On an unadjusted basis, the composite index decreased by 13% week over week. The seasonally adjusted purchase index increased by 11% compared with the week ended September 1. The unadjusted purchase index decreased by 13% for the week and is now 7% higher year over year.
The MBA’s refinance index increased by 9% week over week and the percentage of all new applications that were seeking refinancing rose from 50.9% to 51%.
Adjustable rate mortgage loans accounted for 6.7% of all applications, down 0.5 percentage points from the prior week.
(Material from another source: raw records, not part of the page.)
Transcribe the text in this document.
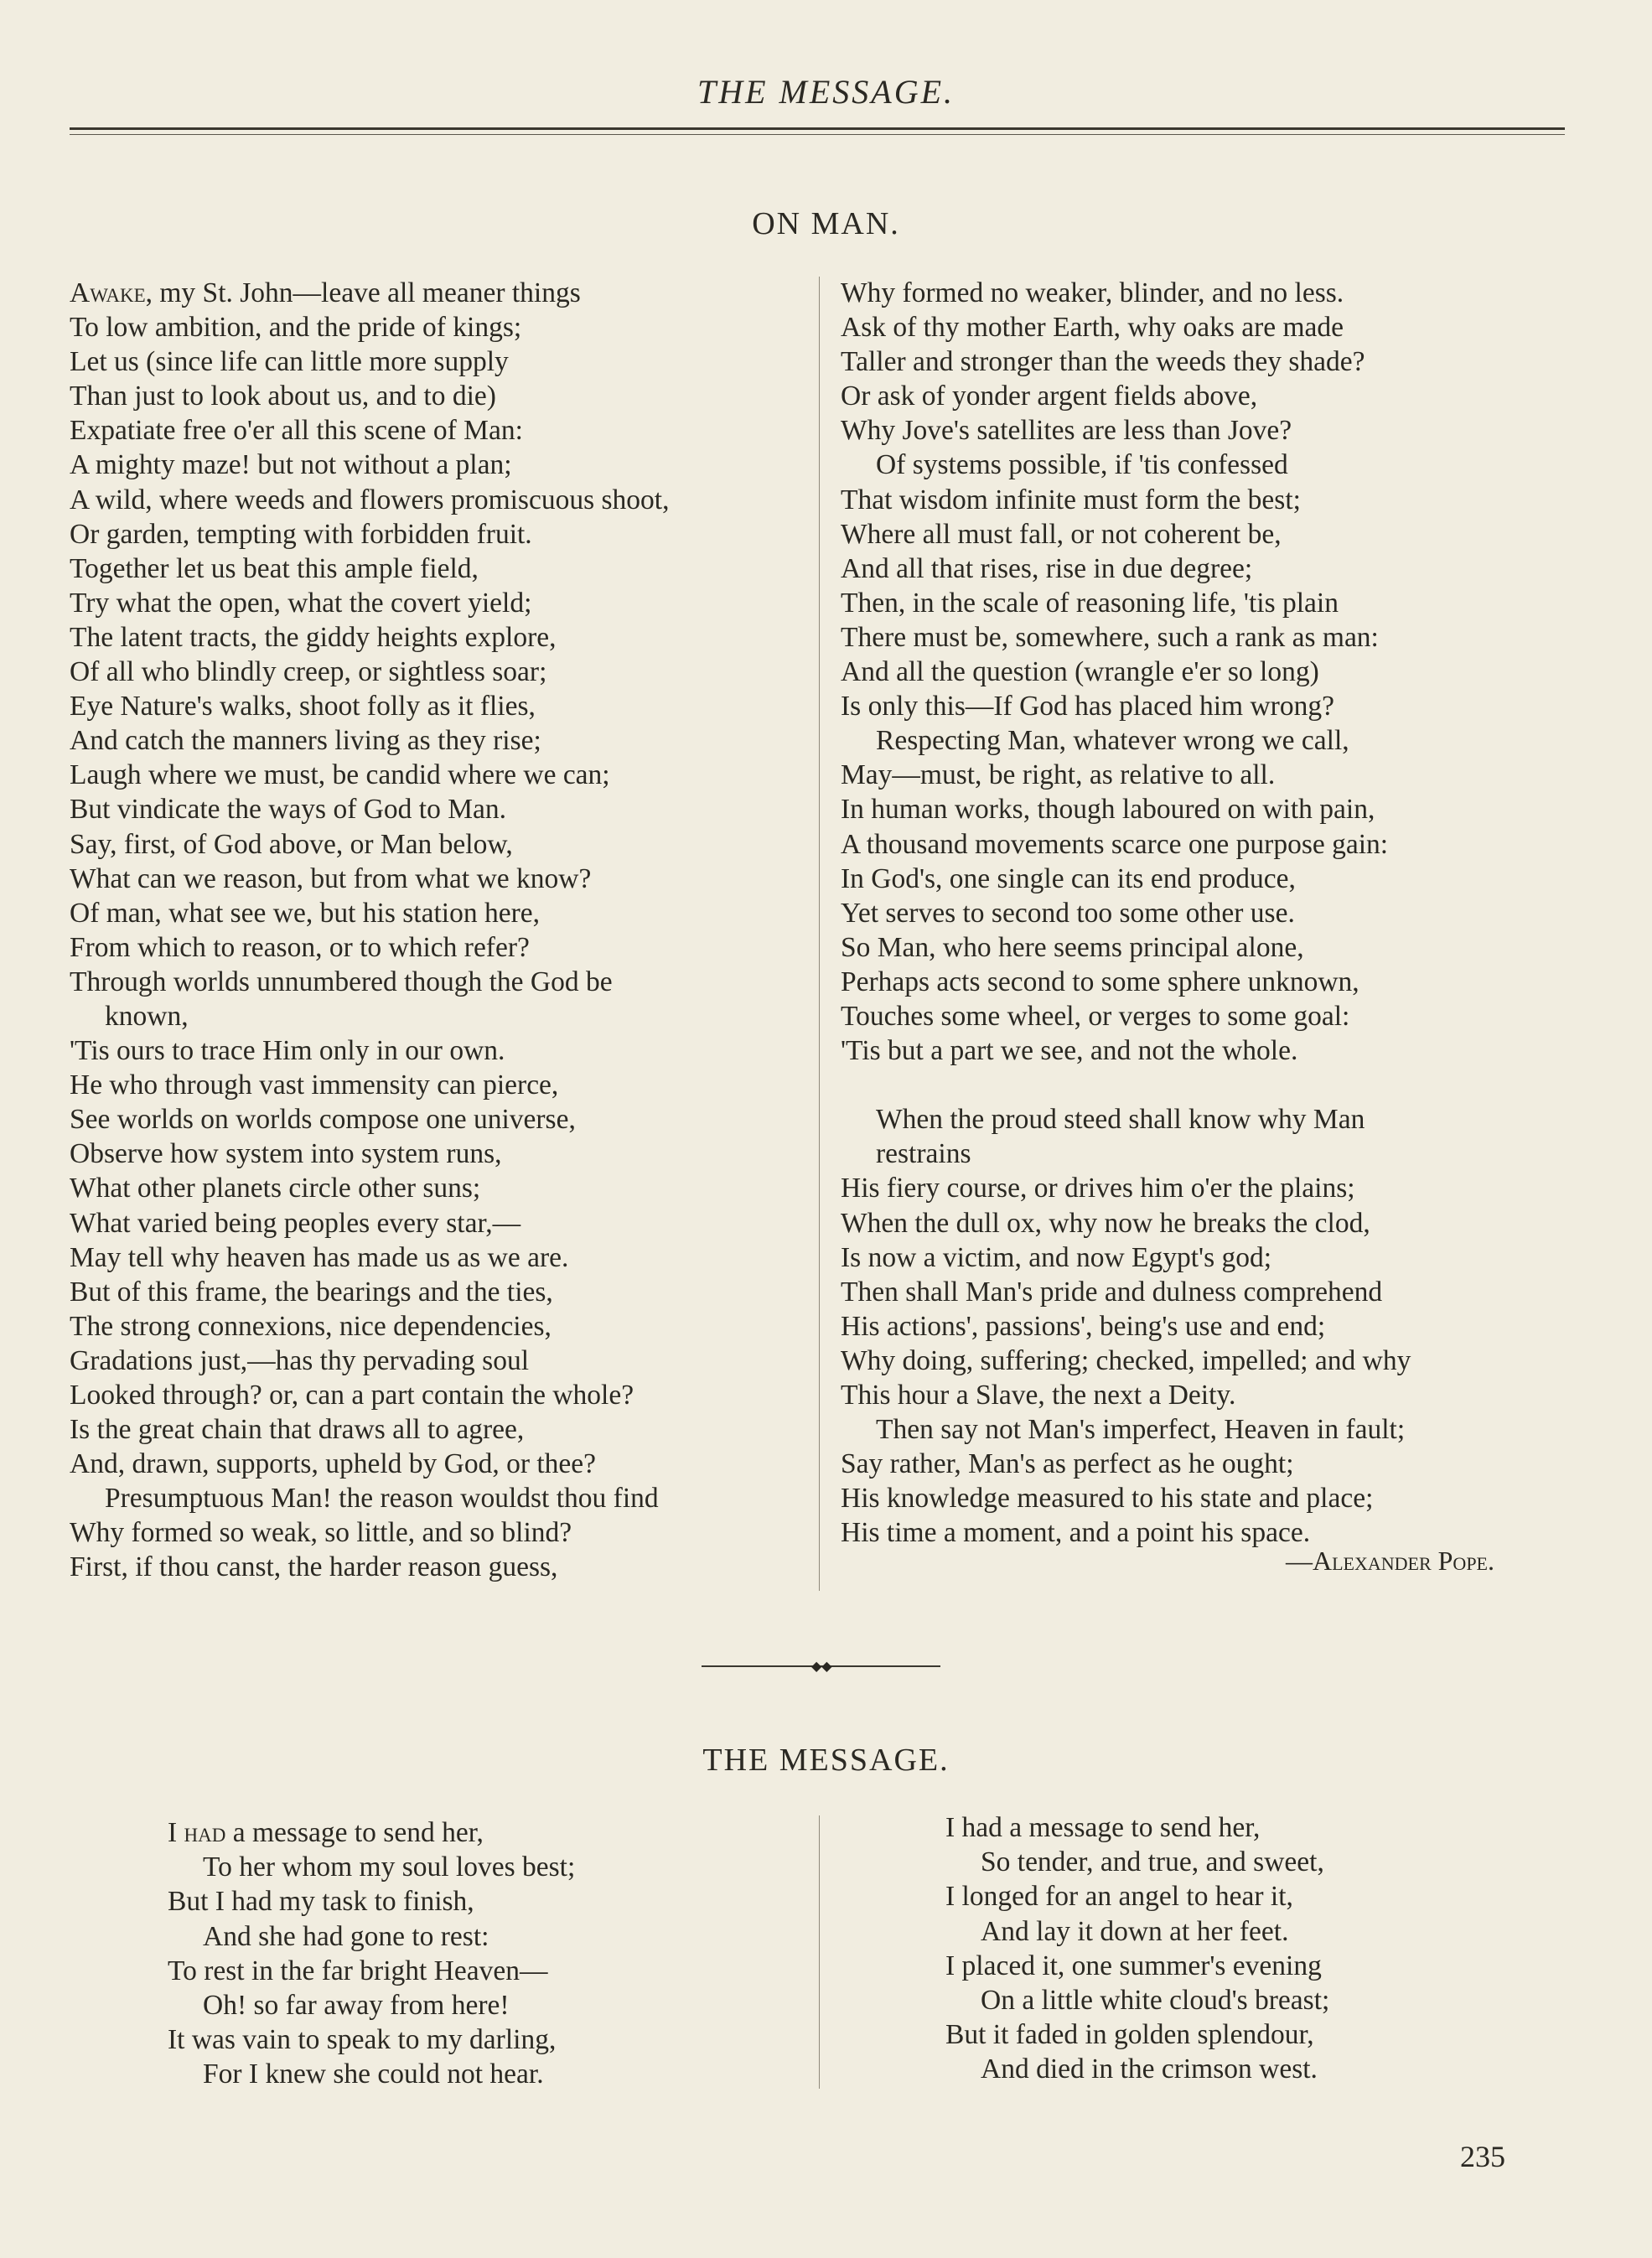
THE MESSAGE.
ON MAN.
Awake, my St. John—leave all meaner things
To low ambition, and the pride of kings;
Let us (since life can little more supply
Than just to look about us, and to die)
Expatiate free o'er all this scene of Man:
A mighty maze! but not without a plan;
A wild, where weeds and flowers promiscuous shoot,
Or garden, tempting with forbidden fruit.
Together let us beat this ample field,
Try what the open, what the covert yield;
The latent tracts, the giddy heights explore,
Of all who blindly creep, or sightless soar;
Eye Nature's walks, shoot folly as it flies,
And catch the manners living as they rise;
Laugh where we must, be candid where we can;
But vindicate the ways of God to Man.
Say, first, of God above, or Man below,
What can we reason, but from what we know?
Of man, what see we, but his station here,
From which to reason, or to which refer?
Through worlds unnumbered though the God be
known,
'Tis ours to trace Him only in our own.
He who through vast immensity can pierce,
See worlds on worlds compose one universe,
Observe how system into system runs,
What other planets circle other suns;
What varied being peoples every star,—
May tell why heaven has made us as we are.
But of this frame, the bearings and the ties,
The strong connexions, nice dependencies,
Gradations just,—has thy pervading soul
Looked through? or, can a part contain the whole?
Is the great chain that draws all to agree,
And, drawn, supports, upheld by God, or thee?
Presumptuous Man! the reason wouldst thou find
Why formed so weak, so little, and so blind?
First, if thou canst, the harder reason guess,
Why formed no weaker, blinder, and no less.
Ask of thy mother Earth, why oaks are made
Taller and stronger than the weeds they shade?
Or ask of yonder argent fields above,
Why Jove's satellites are less than Jove?
Of systems possible, if 'tis confessed
That wisdom infinite must form the best;
Where all must fall, or not coherent be,
And all that rises, rise in due degree;
Then, in the scale of reasoning life, 'tis plain
There must be, somewhere, such a rank as man:
And all the question (wrangle e'er so long)
Is only this—If God has placed him wrong?
Respecting Man, whatever wrong we call,
May—must, be right, as relative to all.
In human works, though laboured on with pain,
A thousand movements scarce one purpose gain:
In God's, one single can its end produce,
Yet serves to second too some other use.
So Man, who here seems principal alone,
Perhaps acts second to some sphere unknown,
Touches some wheel, or verges to some goal:
'Tis but a part we see, and not the whole.
When the proud steed shall know why Man
restrains
His fiery course, or drives him o'er the plains;
When the dull ox, why now he breaks the clod,
Is now a victim, and now Egypt's god;
Then shall Man's pride and dulness comprehend
His actions', passions', being's use and end;
Why doing, suffering; checked, impelled; and why
This hour a Slave, the next a Deity.
Then say not Man's imperfect, Heaven in fault;
Say rather, Man's as perfect as he ought;
His knowledge measured to his state and place;
His time a moment, and a point his space.
—Alexander Pope.
◆◆
THE MESSAGE.
I had a message to send her,
To her whom my soul loves best;
But I had my task to finish,
And she had gone to rest:
To rest in the far bright Heaven—
Oh! so far away from here!
It was vain to speak to my darling,
For I knew she could not hear.
I had a message to send her,
So tender, and true, and sweet,
I longed for an angel to hear it,
And lay it down at her feet.
I placed it, one summer's evening
On a little white cloud's breast;
But it faded in golden splendour,
And died in the crimson west.
235
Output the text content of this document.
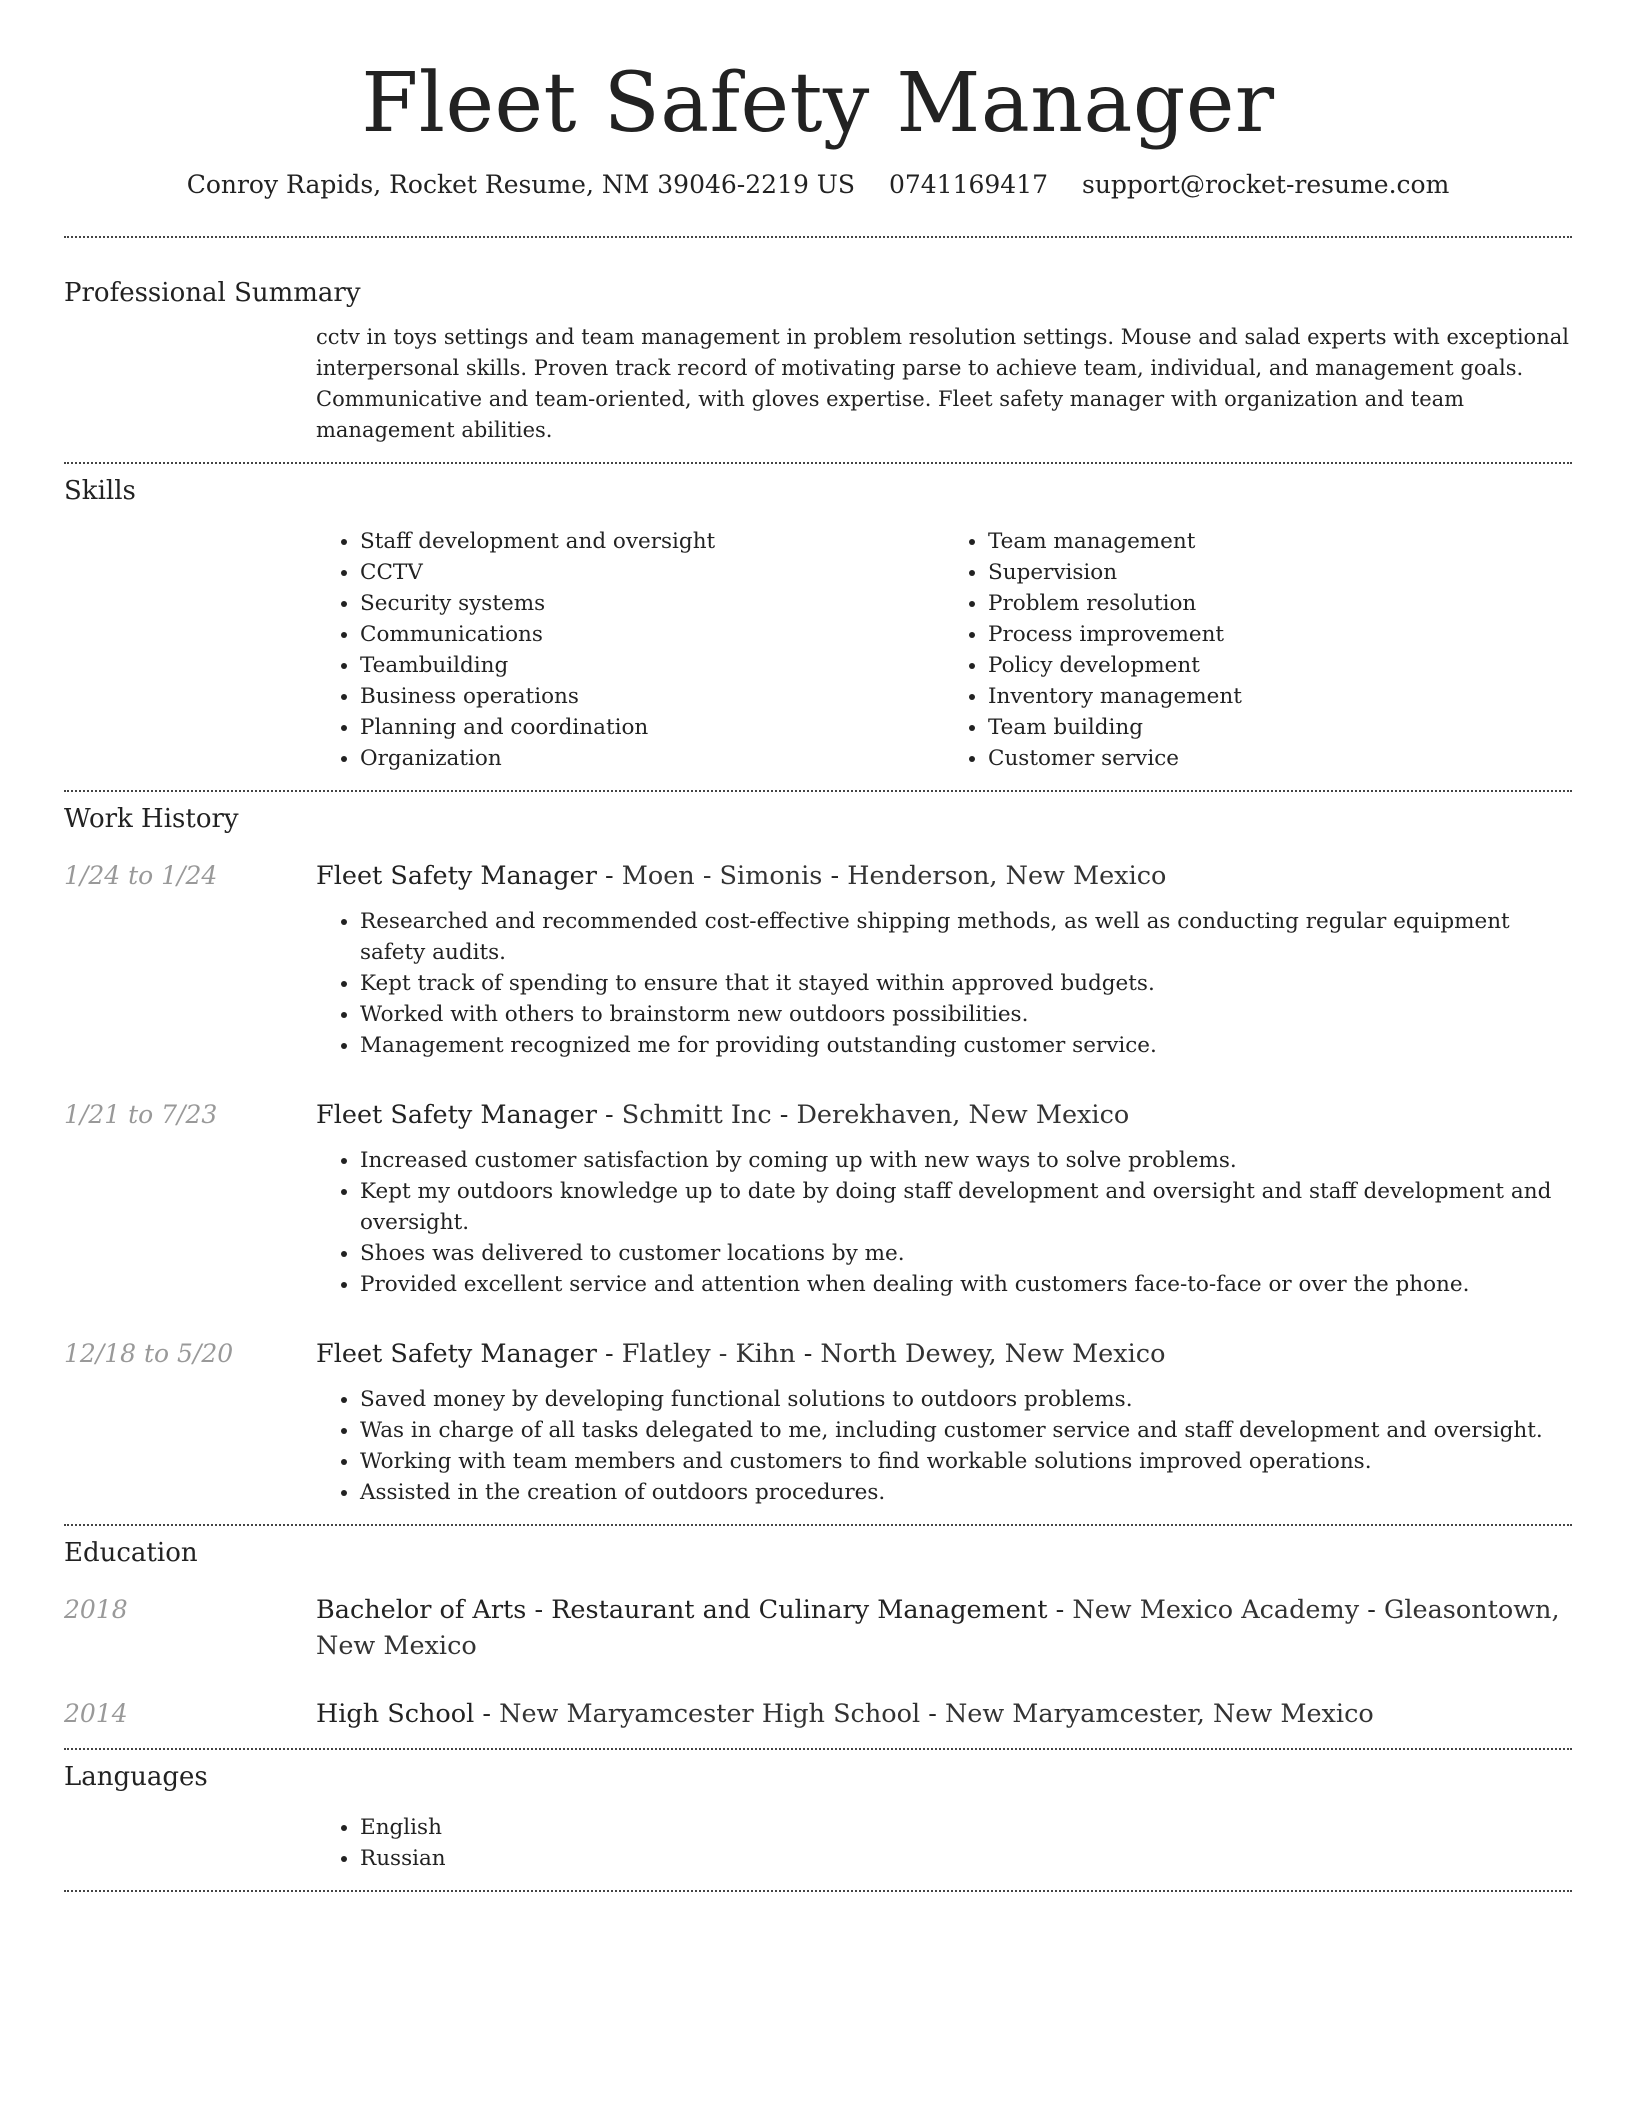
Fleet Safety Manager
Conroy Rapids, Rocket Resume, NM 39046-2219 US 0741169417 support@rocket-resume.com
Professional Summary

cctv in toys settings and team management in problem resolution settings. Mouse and salad experts with exceptional interpersonal skills. Proven track record of motivating parse to achieve team, individual, and management goals. Communicative and team-oriented, with gloves expertise. Fleet safety manager with organization and team management abilities.

Skills
• Staff development and oversight
• CCTV
• Security systems
• Communications
• Teambuilding
• Business operations
• Planning and coordination
• Organization
• Team management
• Supervision
• Problem resolution
• Process improvement
• Policy development
• Inventory management
• Team building
• Customer service
Work History
1/24 to 1/24	Fleet Safety Manager - Moen - Simonis - Henderson, New Mexico
• Researched and recommended cost-effective shipping methods, as well as conducting regular equipment safety audits.
• Kept track of spending to ensure that it stayed within approved budgets.
• Worked with others to brainstorm new outdoors possibilities.
• Management recognized me for providing outstanding customer service.
1/21 to 7/23	Fleet Safety Manager - Schmitt Inc - Derekhaven, New Mexico
• Increased customer satisfaction by coming up with new ways to solve problems.
• Kept my outdoors knowledge up to date by doing staff development and oversight and staff development and oversight.
• Shoes was delivered to customer locations by me.
• Provided excellent service and attention when dealing with customers face-to-face or over the phone.
12/18 to 5/20	Fleet Safety Manager - Flatley - Kihn - North Dewey, New Mexico
• Saved money by developing functional solutions to outdoors problems.
• Was in charge of all tasks delegated to me, including customer service and staff development and oversight.
• Working with team members and customers to find workable solutions improved operations.
• Assisted in the creation of outdoors procedures.
Education
2018	Bachelor of Arts - Restaurant and Culinary Management - New Mexico Academy - Gleasontown, New Mexico
2014	High School - New Maryamcester High School - New Maryamcester, New Mexico
Languages
• English
• Russian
MBA economist Joel Kan described the impact of Hurricanes Harvey and Irma to Mortgage News Daily:
To illustrate the impact of the two major hurricanes, over the past two weeks, mortgage applications for the state of Texas ran about 25 percent lower than the state’s weekly average for the year to date, reflecting the impact of Hurricane Harvey. Additionally, in the most recent week we saw mortgage applications in Florida fall 48 percent lower than its 2017 weekly average, as many residents evacuated in anticipation of Hurricane Irma. In comparison, the level of applications for the nation last week was only 12 percent lower than its 2017 average.
According to the MBA, last week’s average mortgage loan rate for a conforming 30-year fixed-rate mortgage slipped from 4.06% to 4.03%. The rate for a jumbo 30-year fixed-rate mortgage rose from 3.96% to 4.00%. The average interest rate for a 15-year fixed-rate mortgage dipped from 3.34% to 3.30%.
The contract interest rate for a 5/1 adjustable rate mortgage loan increased from 3.14% to 3.16%. Rates on a 30-year FHA-backed fixed-rate loan dropped from 3.98% to 3.94%.